The study supported two profiles of coaches. The first profile included coaches who present a low autocratic (harsh) behavior, high democratic (fair) behavior, and low verbal aggressive behavior. The second profile included coaches who present a high autocratic, low democratic, and high verbal aggressive behavior. Based upon the results, coaches categorized within the first profile promoted athletes' satisfaction where their mental state was filled with compassion. Athletes who are more task-oriented that perform tasks to achieve their desired outcome, considered that their coaches belong to the first profile which did not impact their performance in a negative way.

== In customer service ==

Customer incivility can be described as verbal aggression towards customer service employees. It can negatively impact customer service perceptions and potentially crumble an organization's competitive status. Today, customer incivility is known as customer verbal aggression towards employees through language content and communication style. Customer verbal aggression can happen in places such as restaurants, retail stores, banks, etc.

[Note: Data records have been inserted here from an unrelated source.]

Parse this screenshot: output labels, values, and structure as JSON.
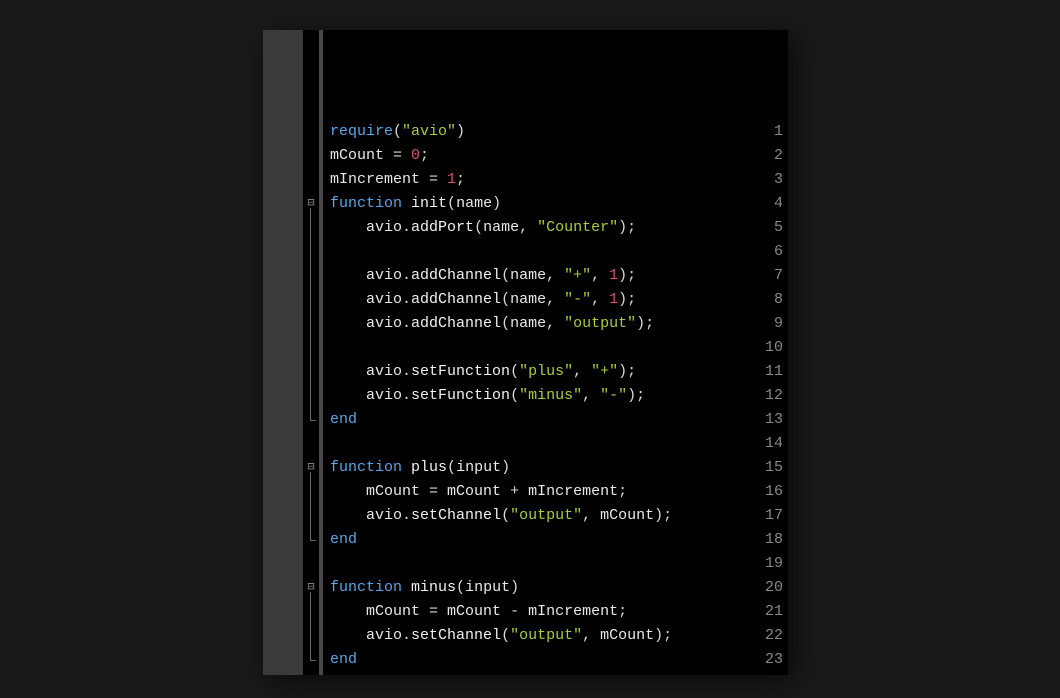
{
  "editor": {
    "lineHeight": 24,
    "topOffset": 90,
    "lines": [
      {
        "n": "1",
        "fold": null,
        "tokens": [
          {
            "cls": "kw",
            "t": "require"
          },
          {
            "cls": "op",
            "t": "("
          },
          {
            "cls": "str",
            "t": "\"avio\""
          },
          {
            "cls": "op",
            "t": ")"
          }
        ]
      },
      {
        "n": "2",
        "fold": null,
        "tokens": [
          {
            "cls": "id",
            "t": "mCount"
          },
          {
            "cls": "op",
            "t": " = "
          },
          {
            "cls": "num",
            "t": "0"
          },
          {
            "cls": "op",
            "t": ";"
          }
        ]
      },
      {
        "n": "3",
        "fold": null,
        "tokens": [
          {
            "cls": "id",
            "t": "mIncrement"
          },
          {
            "cls": "op",
            "t": " = "
          },
          {
            "cls": "num",
            "t": "1"
          },
          {
            "cls": "op",
            "t": ";"
          }
        ]
      },
      {
        "n": "4",
        "fold": "open",
        "tokens": [
          {
            "cls": "kw",
            "t": "function"
          },
          {
            "cls": "plain",
            "t": " "
          },
          {
            "cls": "fn",
            "t": "init"
          },
          {
            "cls": "op",
            "t": "("
          },
          {
            "cls": "id",
            "t": "name"
          },
          {
            "cls": "op",
            "t": ")"
          }
        ]
      },
      {
        "n": "5",
        "fold": "mid",
        "tokens": [
          {
            "cls": "plain",
            "t": "    "
          },
          {
            "cls": "id",
            "t": "avio"
          },
          {
            "cls": "op",
            "t": "."
          },
          {
            "cls": "fn",
            "t": "addPort"
          },
          {
            "cls": "op",
            "t": "("
          },
          {
            "cls": "id",
            "t": "name"
          },
          {
            "cls": "op",
            "t": ", "
          },
          {
            "cls": "str",
            "t": "\"Counter\""
          },
          {
            "cls": "op",
            "t": ");"
          }
        ]
      },
      {
        "n": "6",
        "fold": "mid",
        "tokens": []
      },
      {
        "n": "7",
        "fold": "mid",
        "tokens": [
          {
            "cls": "plain",
            "t": "    "
          },
          {
            "cls": "id",
            "t": "avio"
          },
          {
            "cls": "op",
            "t": "."
          },
          {
            "cls": "fn",
            "t": "addChannel"
          },
          {
            "cls": "op",
            "t": "("
          },
          {
            "cls": "id",
            "t": "name"
          },
          {
            "cls": "op",
            "t": ", "
          },
          {
            "cls": "str",
            "t": "\"+\""
          },
          {
            "cls": "op",
            "t": ", "
          },
          {
            "cls": "num",
            "t": "1"
          },
          {
            "cls": "op",
            "t": ");"
          }
        ]
      },
      {
        "n": "8",
        "fold": "mid",
        "tokens": [
          {
            "cls": "plain",
            "t": "    "
          },
          {
            "cls": "id",
            "t": "avio"
          },
          {
            "cls": "op",
            "t": "."
          },
          {
            "cls": "fn",
            "t": "addChannel"
          },
          {
            "cls": "op",
            "t": "("
          },
          {
            "cls": "id",
            "t": "name"
          },
          {
            "cls": "op",
            "t": ", "
          },
          {
            "cls": "str",
            "t": "\"-\""
          },
          {
            "cls": "op",
            "t": ", "
          },
          {
            "cls": "num",
            "t": "1"
          },
          {
            "cls": "op",
            "t": ");"
          }
        ]
      },
      {
        "n": "9",
        "fold": "mid",
        "tokens": [
          {
            "cls": "plain",
            "t": "    "
          },
          {
            "cls": "id",
            "t": "avio"
          },
          {
            "cls": "op",
            "t": "."
          },
          {
            "cls": "fn",
            "t": "addChannel"
          },
          {
            "cls": "op",
            "t": "("
          },
          {
            "cls": "id",
            "t": "name"
          },
          {
            "cls": "op",
            "t": ", "
          },
          {
            "cls": "str",
            "t": "\"output\""
          },
          {
            "cls": "op",
            "t": ");"
          }
        ]
      },
      {
        "n": "10",
        "fold": "mid",
        "tokens": []
      },
      {
        "n": "11",
        "fold": "mid",
        "tokens": [
          {
            "cls": "plain",
            "t": "    "
          },
          {
            "cls": "id",
            "t": "avio"
          },
          {
            "cls": "op",
            "t": "."
          },
          {
            "cls": "fn",
            "t": "setFunction"
          },
          {
            "cls": "op",
            "t": "("
          },
          {
            "cls": "str",
            "t": "\"plus\""
          },
          {
            "cls": "op",
            "t": ", "
          },
          {
            "cls": "str",
            "t": "\"+\""
          },
          {
            "cls": "op",
            "t": ");"
          }
        ]
      },
      {
        "n": "12",
        "fold": "mid",
        "tokens": [
          {
            "cls": "plain",
            "t": "    "
          },
          {
            "cls": "id",
            "t": "avio"
          },
          {
            "cls": "op",
            "t": "."
          },
          {
            "cls": "fn",
            "t": "setFunction"
          },
          {
            "cls": "op",
            "t": "("
          },
          {
            "cls": "str",
            "t": "\"minus\""
          },
          {
            "cls": "op",
            "t": ", "
          },
          {
            "cls": "str",
            "t": "\"-\""
          },
          {
            "cls": "op",
            "t": ");"
          }
        ]
      },
      {
        "n": "13",
        "fold": "close",
        "tokens": [
          {
            "cls": "kw",
            "t": "end"
          }
        ]
      },
      {
        "n": "14",
        "fold": null,
        "tokens": []
      },
      {
        "n": "15",
        "fold": "open",
        "tokens": [
          {
            "cls": "kw",
            "t": "function"
          },
          {
            "cls": "plain",
            "t": " "
          },
          {
            "cls": "fn",
            "t": "plus"
          },
          {
            "cls": "op",
            "t": "("
          },
          {
            "cls": "id",
            "t": "input"
          },
          {
            "cls": "op",
            "t": ")"
          }
        ]
      },
      {
        "n": "16",
        "fold": "mid",
        "tokens": [
          {
            "cls": "plain",
            "t": "    "
          },
          {
            "cls": "id",
            "t": "mCount"
          },
          {
            "cls": "op",
            "t": " = "
          },
          {
            "cls": "id",
            "t": "mCount"
          },
          {
            "cls": "op",
            "t": " + "
          },
          {
            "cls": "id",
            "t": "mIncrement"
          },
          {
            "cls": "op",
            "t": ";"
          }
        ]
      },
      {
        "n": "17",
        "fold": "mid",
        "tokens": [
          {
            "cls": "plain",
            "t": "    "
          },
          {
            "cls": "id",
            "t": "avio"
          },
          {
            "cls": "op",
            "t": "."
          },
          {
            "cls": "fn",
            "t": "setChannel"
          },
          {
            "cls": "op",
            "t": "("
          },
          {
            "cls": "str",
            "t": "\"output\""
          },
          {
            "cls": "op",
            "t": ", "
          },
          {
            "cls": "id",
            "t": "mCount"
          },
          {
            "cls": "op",
            "t": ");"
          }
        ]
      },
      {
        "n": "18",
        "fold": "close",
        "tokens": [
          {
            "cls": "kw",
            "t": "end"
          }
        ]
      },
      {
        "n": "19",
        "fold": null,
        "tokens": []
      },
      {
        "n": "20",
        "fold": "open",
        "tokens": [
          {
            "cls": "kw",
            "t": "function"
          },
          {
            "cls": "plain",
            "t": " "
          },
          {
            "cls": "fn",
            "t": "minus"
          },
          {
            "cls": "op",
            "t": "("
          },
          {
            "cls": "id",
            "t": "input"
          },
          {
            "cls": "op",
            "t": ")"
          }
        ]
      },
      {
        "n": "21",
        "fold": "mid",
        "tokens": [
          {
            "cls": "plain",
            "t": "    "
          },
          {
            "cls": "id",
            "t": "mCount"
          },
          {
            "cls": "op",
            "t": " = "
          },
          {
            "cls": "id",
            "t": "mCount"
          },
          {
            "cls": "op",
            "t": " - "
          },
          {
            "cls": "id",
            "t": "mIncrement"
          },
          {
            "cls": "op",
            "t": ";"
          }
        ]
      },
      {
        "n": "22",
        "fold": "mid",
        "tokens": [
          {
            "cls": "plain",
            "t": "    "
          },
          {
            "cls": "id",
            "t": "avio"
          },
          {
            "cls": "op",
            "t": "."
          },
          {
            "cls": "fn",
            "t": "setChannel"
          },
          {
            "cls": "op",
            "t": "("
          },
          {
            "cls": "str",
            "t": "\"output\""
          },
          {
            "cls": "op",
            "t": ", "
          },
          {
            "cls": "id",
            "t": "mCount"
          },
          {
            "cls": "op",
            "t": ");"
          }
        ]
      },
      {
        "n": "23",
        "fold": "close",
        "tokens": [
          {
            "cls": "kw",
            "t": "end"
          }
        ]
      }
    ],
    "foldGlyphOpen": "⊟",
    "foldGlyphCloseCorner": "└"
  }
}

Verbal aggression in the workplace can have profound psychological and organizational impacts, particularly in customer-facing roles such as banking and service industries. A study found that bank employees frequently experience verbal aggression, which significantly affects their mental well-being and job satisfaction. The study found that verbal aggression is the most prevalent form of workplace violence among bank workers in Italy, with lasting effects on their emotional state and workplace performance. The authors highlighted that "verbal aggression represents a subtle but pervasive threat to employees’ psychological health". Similarly, researchers have explored the broader implications of verbal aggression by examining its effects on bystanders in service settings. Their research revealed that witnessing verbal aggression can evoke strong self-conscious emotions in customers, such as shame and guilt, which in turn influence their perception of the service provider and brand. They argue that "verbal aggression is not only detrimental to the direct target but also disrupts the emotional balance of observing customers".

Walker, Jaarsveld, and Skarlicki performed a study that focused on developing an understanding of what customers do in service events that can increase employee incivility toward others. Employee incivility has four total factors involved: aggressive words, second person pronoun use (you, your), interruptions, and positive emotion words. Positive associations between customer aggressive words and employee incivility was clear when verbal aggression included second person pronouns, labeled as targeted aggression. The researchers observed interactions that included two people between targeted aggression and customer interruptions where employees demonstrated more offensive language when the targeted customer verbal aggression was followed by more interruptions. The 2-way interactions predicting employee incivility was lessened when customers used positive emotion words. Saying something like, "I know you charged me twice, but we can try to work this out together", is an example. The results suggested that customer verbal aggression consumes employees, leading to self-regulation failure. The customer using positive emotional language increases the ability of the employee to engage in self-regulation and reduce incivility.

Self-regulation is important with interactions in the workplace. To communicate effectively in social environments while helping customers, the key objective must be emotional labor. Emotional labor is the self-regulatory process that unfolds over the course of customer interactions, with employees monitoring and adjusting their felt and expressed emotion. A goal in which employees use during emotional labor is to produce effective and emotional displays that enhance the customer experience. The self-regulatory approach provides insight into how felt emotions, displayed emotions, and emotion regulation may relate to each other over time.